No necesitamos más leyes ni más oficinas. Necesitamos que lo que ya existe funcione. Para eso hay que tomar decisiones valientes:

  • Optimizar y digitalizar procesos. La mayoría de instituciones opera con lógicas anacrónicas. Los trámites son lentos, duplicados o desconectados. Digitalizar el Estado no es tener un formulario en PDF: es rediseñar procesos para que sean simples, accesibles y eficientes. La modernización no es solo tecnológica, es también cultural y organizacional.
  • Cerrar o fusionar instituciones que ya no cumplen su objetivo. Hay entes que ya no responden a ninguna necesidad real o que duplican funciones. Revisar su razón de ser no es un atentado contra el Estado, es una muestra de madurez democrática. Un Estado funcional debe ser capaz de evaluarse, ajustarse y enfocarse en lo que realmente importa.
  • Facilitar la contratación y el despido de empleados públicos. El sistema actual dificulta atraer talento y perpetúa a quienes no cumplen. No se trata de precarizar el empleo público, sino de introducir meritocracia, evaluación y rendición de cuentas. Un servicio civil moderno debe premiar el desempeño y corregir el incumplimiento, como en cualquier organización seria.
  • Establecer consecuencias reales por el mal manejo de recursos. Hoy, casi ningún jerarca rinde cuentas si desperdicia millones. Sin consecuencias, no hay responsabilidad. Quien administra fondos públicos debe responder por los resultados, no simplemente por haber cumplido con el papeleo. Transparencia sin consecuencias es solo un espejismo.

¿Por qué estamos aquí y qué nos toca como ciudadanía?

Porque por décadas se ha alimentado la idea de que cambiar estructuras es peligroso. Pero hoy es evidente que la democracia está en crisis no porque falte apoyo ciudadano, sino porque fue secuestrada por la burocracia. Se volvió cara, lenta e ineficaz. Y eso la está desgastando desde adentro.

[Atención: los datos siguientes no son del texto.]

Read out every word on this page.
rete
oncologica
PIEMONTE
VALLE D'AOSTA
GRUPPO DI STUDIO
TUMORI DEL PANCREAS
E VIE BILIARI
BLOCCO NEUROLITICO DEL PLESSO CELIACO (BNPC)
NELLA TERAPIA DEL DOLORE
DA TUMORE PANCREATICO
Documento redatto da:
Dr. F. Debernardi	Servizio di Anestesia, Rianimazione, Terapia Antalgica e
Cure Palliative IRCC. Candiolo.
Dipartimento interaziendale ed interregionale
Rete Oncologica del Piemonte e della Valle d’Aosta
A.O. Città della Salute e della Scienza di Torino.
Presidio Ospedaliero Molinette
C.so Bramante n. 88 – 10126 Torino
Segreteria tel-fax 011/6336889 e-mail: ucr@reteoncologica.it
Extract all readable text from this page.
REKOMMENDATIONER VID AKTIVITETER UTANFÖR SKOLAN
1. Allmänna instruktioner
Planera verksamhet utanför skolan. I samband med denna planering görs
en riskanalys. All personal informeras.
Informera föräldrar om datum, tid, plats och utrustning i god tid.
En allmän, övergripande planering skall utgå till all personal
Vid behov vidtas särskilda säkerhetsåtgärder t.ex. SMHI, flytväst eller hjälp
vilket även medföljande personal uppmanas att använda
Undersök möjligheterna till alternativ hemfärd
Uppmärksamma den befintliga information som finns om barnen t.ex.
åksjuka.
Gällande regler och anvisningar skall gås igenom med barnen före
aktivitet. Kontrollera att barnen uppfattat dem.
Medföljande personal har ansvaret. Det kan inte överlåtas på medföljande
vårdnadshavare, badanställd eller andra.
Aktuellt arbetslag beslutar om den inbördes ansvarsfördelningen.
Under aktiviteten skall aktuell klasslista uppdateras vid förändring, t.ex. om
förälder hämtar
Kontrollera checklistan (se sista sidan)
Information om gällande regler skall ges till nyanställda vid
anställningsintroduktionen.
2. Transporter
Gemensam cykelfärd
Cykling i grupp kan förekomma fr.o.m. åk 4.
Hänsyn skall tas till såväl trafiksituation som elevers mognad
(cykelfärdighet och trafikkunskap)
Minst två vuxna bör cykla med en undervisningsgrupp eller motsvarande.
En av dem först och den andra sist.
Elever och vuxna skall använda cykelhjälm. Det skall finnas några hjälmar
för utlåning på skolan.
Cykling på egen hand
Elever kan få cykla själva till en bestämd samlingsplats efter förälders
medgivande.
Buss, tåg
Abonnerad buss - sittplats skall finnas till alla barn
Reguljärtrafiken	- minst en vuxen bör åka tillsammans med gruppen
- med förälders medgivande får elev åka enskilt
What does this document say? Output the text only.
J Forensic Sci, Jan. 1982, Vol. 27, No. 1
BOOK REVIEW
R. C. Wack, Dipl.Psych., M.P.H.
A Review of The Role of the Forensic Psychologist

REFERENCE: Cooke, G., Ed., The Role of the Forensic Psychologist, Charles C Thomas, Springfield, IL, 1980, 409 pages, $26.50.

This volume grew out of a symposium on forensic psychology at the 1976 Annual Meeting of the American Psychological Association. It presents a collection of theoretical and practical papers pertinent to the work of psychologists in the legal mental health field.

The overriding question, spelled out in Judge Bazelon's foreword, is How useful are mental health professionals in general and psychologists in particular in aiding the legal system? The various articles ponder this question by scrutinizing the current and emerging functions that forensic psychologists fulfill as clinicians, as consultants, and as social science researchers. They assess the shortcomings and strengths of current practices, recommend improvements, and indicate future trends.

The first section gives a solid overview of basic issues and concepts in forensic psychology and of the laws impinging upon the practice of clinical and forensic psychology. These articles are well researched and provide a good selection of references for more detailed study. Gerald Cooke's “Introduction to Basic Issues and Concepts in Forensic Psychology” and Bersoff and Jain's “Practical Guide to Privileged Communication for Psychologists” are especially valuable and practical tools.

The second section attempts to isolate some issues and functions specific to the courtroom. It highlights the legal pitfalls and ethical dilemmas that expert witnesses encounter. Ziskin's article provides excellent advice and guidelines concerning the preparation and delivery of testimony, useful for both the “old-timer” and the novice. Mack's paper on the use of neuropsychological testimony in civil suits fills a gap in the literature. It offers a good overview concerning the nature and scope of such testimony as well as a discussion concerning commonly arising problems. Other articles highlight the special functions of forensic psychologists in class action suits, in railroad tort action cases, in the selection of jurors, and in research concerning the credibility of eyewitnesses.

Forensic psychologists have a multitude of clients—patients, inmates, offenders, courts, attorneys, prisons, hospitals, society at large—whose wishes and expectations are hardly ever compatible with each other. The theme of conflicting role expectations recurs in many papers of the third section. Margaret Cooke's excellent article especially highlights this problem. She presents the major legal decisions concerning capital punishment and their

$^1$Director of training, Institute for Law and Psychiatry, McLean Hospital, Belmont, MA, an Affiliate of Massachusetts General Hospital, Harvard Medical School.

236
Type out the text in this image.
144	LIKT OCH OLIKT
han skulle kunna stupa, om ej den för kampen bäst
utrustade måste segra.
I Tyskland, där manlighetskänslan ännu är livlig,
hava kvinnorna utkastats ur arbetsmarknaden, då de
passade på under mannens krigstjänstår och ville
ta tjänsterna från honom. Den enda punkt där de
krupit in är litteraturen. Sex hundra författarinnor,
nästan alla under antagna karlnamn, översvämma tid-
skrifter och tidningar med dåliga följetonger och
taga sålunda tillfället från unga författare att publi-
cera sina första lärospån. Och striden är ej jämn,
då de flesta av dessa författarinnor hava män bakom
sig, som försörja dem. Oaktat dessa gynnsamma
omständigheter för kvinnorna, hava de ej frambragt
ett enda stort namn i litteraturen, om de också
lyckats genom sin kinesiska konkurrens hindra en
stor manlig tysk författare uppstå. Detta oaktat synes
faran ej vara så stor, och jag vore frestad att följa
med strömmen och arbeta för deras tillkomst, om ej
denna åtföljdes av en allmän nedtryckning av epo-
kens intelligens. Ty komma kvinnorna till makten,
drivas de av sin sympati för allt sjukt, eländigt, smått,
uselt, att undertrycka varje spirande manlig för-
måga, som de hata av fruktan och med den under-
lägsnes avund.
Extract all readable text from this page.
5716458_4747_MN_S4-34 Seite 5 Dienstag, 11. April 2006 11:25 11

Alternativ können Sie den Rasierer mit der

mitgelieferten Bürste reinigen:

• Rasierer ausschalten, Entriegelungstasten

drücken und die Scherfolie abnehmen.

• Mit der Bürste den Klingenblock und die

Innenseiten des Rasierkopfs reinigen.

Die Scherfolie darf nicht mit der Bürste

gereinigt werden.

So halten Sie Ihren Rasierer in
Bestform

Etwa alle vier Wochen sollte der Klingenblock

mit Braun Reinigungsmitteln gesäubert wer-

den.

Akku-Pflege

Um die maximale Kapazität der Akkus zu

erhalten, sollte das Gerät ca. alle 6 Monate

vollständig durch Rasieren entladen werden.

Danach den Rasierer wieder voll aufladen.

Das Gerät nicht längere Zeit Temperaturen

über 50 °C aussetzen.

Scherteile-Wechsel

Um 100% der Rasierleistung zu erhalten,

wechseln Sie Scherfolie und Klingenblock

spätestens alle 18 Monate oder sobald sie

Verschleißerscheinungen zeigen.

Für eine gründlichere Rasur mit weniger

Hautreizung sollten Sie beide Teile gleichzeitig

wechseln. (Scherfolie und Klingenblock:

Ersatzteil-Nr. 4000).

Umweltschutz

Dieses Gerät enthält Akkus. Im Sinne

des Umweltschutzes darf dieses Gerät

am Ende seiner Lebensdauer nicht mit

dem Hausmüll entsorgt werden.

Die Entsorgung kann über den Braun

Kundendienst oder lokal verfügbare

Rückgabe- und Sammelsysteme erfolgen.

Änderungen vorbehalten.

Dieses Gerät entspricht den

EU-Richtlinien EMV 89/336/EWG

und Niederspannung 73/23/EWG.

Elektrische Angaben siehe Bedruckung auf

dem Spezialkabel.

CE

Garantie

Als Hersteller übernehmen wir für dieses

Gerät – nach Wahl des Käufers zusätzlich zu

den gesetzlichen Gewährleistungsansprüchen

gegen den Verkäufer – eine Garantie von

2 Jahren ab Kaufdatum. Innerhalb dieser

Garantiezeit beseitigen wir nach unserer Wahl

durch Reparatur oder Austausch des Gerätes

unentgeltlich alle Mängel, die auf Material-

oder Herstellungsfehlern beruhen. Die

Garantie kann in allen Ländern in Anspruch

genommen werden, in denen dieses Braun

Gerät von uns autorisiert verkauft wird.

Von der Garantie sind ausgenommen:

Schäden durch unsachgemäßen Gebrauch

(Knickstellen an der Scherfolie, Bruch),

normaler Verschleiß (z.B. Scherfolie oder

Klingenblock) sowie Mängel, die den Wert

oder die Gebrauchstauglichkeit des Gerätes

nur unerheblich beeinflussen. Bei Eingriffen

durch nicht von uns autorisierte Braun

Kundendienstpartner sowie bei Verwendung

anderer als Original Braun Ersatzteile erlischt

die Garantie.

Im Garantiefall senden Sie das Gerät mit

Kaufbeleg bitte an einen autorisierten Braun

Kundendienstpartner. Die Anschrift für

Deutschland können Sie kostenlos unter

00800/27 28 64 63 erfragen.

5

También debemos asumir una verdad incómoda: no podemos recibir servicios de calidad con la estructura del Estado actual. Esa es la gran dicotomía que enfrentamos. Queremos un Estado ágil y eficiente, pero sin tocar privilegios. Queremos resultados diferentes sin cambiar las reglas del juego.

Tenemos que entender que, para que el país funcione, debemos estar dispuestos a permitir transformaciones profundas. No basta con elegir “buenos políticos”. El problema no es de personas, es estructural. Y si no cambiamos el diseño institucional, ningún gobierno podrá darnos los resultados que esperamos.

Seguir defendiendo un modelo que no da resultados solo profundiza la desconexión entre Estado y ciudadanía. Los privilegios malhabidos de unos pocos no pueden seguir frenando el bienestar de la mayoría.

La gente clama por mano dura no porque rechace la democracia, sino porque ya no cree que las reglas actuales sirvan para cambiar algo. Pero lo que realmente pide es un Estado que funcione, sin tener que renunciar a sus derechos.

El encabezado sobre la “mano dura” no debe leerse con alarma, sino con atención. Es una señal de alerta. Pero también es una oportunidad: si respondemos con reformas, eficiencia y valentía, podemos transformar esa frustración en un nuevo pacto democrático.

Porque la democracia no se defiende con discursos, mesas de diálogo ni comisiones: se defiende con resultados.

Y postergar los cambios necesarios para que los resultados cambien no es prudencia. Es irresponsabilidad.